Faculty Profile
Kevin Crooks
August 2009
As homes, businesses and roads continue to expand and urban sprawl grows in Colorado and across the nation, Colorado State University Associate Professor Kevin Crooks in the Department of Fish and Wildlife Conservation Biology focuses his current research on wildlife behavior and conservation at the wildland-urban interface.
Crooks’s scientific research addresses the pressing wildlife conservation and sustainability issues confronting Colorado citizens along the Front Range, as well as in other areas of the nation experiencing rapid urban growth.
Using a variety of scientific techniques, including field observations, laboratory experimentation, computer modeling and human dimension surveys, Crooks examines the compelling impacts of anthropogenic disturbances on natural system caused by urban sprawl and habitat fragmentation. He has studied a wide variety of species including prairie dogs, bobcats, pumas, skunks and foxes.
Among his many externally funded research grants, his most noteworthy is his five-year National Science Foundation grant of $2.3 million through the Ecology of Infectious Disease program to investigate the effects of urban fragmentation on disease dynamics in wild cats.
Bobcats and pumas often share overlapping habitats and are susceptible to many of the same diseases and are at risk of infection with some domestic cat pathogens. Hundreds of outdoor domestic cats roam around urban edges with some access to adjacent natural areas, potentially coming into contact with wild cats. As part of the NSF grant, Crooks and his colleagues are studying to what extent disease agents in puma and bobcat populations are found in domestic cats. Some of these diseases, such as toxoplasmosis and bartonella, or cat scratch disease, can also infect humans.
In another recent research project, Crooks worked with the U.S. Geological Survey and The Nature Conservancy to examine how and where wild bobcats were moving in Southern California by tracking their movements across the landscape with global positioning satellite, or GPS, collars.
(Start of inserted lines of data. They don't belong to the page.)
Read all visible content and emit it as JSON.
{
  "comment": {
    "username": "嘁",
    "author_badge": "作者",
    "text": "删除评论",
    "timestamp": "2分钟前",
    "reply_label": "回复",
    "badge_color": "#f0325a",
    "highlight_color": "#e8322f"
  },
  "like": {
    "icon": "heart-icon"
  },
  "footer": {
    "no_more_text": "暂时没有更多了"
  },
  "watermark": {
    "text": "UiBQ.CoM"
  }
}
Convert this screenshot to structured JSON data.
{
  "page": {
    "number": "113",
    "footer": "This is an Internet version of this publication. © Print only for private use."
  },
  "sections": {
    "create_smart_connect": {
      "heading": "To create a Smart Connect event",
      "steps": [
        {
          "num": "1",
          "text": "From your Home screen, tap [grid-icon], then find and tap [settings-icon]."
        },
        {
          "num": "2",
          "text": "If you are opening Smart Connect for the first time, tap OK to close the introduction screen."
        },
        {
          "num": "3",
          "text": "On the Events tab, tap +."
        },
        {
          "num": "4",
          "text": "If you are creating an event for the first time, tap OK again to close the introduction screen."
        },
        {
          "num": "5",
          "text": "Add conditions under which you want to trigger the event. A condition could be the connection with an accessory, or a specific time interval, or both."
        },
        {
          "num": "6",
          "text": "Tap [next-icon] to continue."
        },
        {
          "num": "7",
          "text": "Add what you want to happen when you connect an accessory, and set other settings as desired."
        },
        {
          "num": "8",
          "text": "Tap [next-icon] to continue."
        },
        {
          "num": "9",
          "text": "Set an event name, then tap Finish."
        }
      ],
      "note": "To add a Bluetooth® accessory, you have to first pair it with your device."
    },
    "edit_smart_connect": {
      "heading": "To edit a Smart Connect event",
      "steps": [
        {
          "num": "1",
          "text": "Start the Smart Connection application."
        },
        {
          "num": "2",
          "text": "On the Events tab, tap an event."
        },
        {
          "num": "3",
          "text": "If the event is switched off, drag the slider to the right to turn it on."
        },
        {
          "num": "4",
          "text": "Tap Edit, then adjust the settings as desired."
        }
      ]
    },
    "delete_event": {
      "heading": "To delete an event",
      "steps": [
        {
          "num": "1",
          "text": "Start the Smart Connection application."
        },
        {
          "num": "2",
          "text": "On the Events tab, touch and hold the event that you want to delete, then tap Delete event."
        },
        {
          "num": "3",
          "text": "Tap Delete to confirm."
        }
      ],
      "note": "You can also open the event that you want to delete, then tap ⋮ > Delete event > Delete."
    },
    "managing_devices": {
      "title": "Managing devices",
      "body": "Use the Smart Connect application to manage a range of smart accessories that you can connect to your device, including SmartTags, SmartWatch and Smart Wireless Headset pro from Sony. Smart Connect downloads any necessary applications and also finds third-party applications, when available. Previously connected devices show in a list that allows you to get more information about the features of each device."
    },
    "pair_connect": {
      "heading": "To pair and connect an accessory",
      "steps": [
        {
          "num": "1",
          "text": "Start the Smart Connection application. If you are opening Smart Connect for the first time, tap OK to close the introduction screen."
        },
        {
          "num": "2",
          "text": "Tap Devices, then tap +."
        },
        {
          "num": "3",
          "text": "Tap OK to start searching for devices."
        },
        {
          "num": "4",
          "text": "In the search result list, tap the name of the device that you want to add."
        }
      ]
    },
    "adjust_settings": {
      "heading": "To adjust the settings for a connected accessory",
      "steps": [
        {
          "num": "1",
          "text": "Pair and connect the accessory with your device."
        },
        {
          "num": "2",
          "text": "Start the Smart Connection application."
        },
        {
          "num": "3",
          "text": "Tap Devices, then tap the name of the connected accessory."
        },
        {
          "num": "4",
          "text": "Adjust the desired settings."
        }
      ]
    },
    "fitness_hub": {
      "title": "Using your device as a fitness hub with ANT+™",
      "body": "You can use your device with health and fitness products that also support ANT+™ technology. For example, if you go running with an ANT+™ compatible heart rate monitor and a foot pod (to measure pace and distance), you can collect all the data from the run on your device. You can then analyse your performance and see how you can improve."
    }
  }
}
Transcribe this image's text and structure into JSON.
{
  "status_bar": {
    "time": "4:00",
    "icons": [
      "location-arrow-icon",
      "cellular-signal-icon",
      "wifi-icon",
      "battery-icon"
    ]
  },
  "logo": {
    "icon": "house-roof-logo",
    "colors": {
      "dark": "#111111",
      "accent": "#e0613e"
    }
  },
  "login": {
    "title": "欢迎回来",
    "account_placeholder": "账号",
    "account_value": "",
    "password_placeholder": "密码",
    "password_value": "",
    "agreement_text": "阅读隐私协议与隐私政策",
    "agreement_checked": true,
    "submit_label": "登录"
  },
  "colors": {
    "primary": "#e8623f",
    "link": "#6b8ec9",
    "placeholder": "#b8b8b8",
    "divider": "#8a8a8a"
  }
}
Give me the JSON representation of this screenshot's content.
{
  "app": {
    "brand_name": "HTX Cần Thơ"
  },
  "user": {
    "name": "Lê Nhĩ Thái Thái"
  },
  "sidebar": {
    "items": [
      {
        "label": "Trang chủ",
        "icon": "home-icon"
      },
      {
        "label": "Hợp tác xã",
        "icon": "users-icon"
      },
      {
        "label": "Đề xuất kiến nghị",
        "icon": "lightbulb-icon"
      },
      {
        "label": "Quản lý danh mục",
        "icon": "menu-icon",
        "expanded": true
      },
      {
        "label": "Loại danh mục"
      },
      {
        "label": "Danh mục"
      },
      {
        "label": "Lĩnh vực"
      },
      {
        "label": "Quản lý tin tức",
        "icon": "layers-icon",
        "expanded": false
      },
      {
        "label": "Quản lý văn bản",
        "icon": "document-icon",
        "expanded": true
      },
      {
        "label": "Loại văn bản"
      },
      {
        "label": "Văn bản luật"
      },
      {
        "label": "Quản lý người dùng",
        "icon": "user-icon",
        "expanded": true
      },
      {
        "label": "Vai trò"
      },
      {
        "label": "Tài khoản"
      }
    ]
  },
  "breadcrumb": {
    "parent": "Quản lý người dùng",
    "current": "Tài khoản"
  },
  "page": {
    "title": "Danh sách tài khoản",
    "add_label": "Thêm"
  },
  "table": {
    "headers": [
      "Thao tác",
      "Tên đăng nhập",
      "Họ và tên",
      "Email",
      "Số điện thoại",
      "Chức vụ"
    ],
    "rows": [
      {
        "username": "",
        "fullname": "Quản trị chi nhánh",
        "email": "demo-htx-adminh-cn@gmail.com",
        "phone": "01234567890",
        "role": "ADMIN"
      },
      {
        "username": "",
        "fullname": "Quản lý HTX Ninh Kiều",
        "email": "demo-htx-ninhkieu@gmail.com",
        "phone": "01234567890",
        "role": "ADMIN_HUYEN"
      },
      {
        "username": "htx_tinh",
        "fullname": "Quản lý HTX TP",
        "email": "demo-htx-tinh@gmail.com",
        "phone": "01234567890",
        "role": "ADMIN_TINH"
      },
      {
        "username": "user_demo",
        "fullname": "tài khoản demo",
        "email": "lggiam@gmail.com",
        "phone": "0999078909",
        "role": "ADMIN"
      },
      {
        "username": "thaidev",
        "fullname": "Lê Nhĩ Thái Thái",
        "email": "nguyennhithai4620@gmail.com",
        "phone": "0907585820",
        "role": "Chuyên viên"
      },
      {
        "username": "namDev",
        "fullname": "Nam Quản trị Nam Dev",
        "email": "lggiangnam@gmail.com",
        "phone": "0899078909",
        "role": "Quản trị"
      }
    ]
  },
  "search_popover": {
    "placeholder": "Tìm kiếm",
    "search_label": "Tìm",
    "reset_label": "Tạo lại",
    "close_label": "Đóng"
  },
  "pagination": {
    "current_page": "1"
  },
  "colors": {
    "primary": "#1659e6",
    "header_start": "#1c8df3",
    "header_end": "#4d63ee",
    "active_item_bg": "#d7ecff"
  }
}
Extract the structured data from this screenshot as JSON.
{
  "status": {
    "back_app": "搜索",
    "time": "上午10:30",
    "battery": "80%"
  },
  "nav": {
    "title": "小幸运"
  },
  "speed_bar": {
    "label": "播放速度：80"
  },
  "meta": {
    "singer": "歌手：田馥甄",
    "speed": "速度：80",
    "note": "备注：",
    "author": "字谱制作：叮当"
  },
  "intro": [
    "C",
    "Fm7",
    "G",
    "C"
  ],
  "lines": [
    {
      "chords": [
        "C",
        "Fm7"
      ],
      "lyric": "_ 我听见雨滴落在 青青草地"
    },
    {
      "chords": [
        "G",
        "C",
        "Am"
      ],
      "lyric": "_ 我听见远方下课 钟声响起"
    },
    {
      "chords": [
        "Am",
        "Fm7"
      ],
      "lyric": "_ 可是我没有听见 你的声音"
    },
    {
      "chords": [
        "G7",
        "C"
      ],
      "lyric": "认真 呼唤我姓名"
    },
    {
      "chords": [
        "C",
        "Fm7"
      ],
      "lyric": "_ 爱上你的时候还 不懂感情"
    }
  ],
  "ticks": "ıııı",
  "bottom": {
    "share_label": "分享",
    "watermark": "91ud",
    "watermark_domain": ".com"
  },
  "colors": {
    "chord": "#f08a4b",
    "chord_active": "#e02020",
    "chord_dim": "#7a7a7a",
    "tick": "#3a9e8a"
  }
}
As Southern California's Orange County continues to grow, wildlife habitat keeps shrinking. Crooks and his collaborators studied the effects of urbanization on bobcats. They were particularly interested in learning if bobcats favor certain wildlife corridors and identifying popular paths in which bobcats cross beneath busy roads and highways. Results revealed that bobcats are living closer to urban communities than previously thought and are exposed to a variety of mortality risks, including being hit by cars.
"My research has revealed that bobcat populations decline and disappear as landscapes become increasingly fragmented, which happens when habitat fragments immersed within urban areas become too small or too isolated," said Crooks.
Crooks received his doctorate in biology from the University of California, Santa Cruz and obtained his undergraduate degree in zoology from Colorado State University.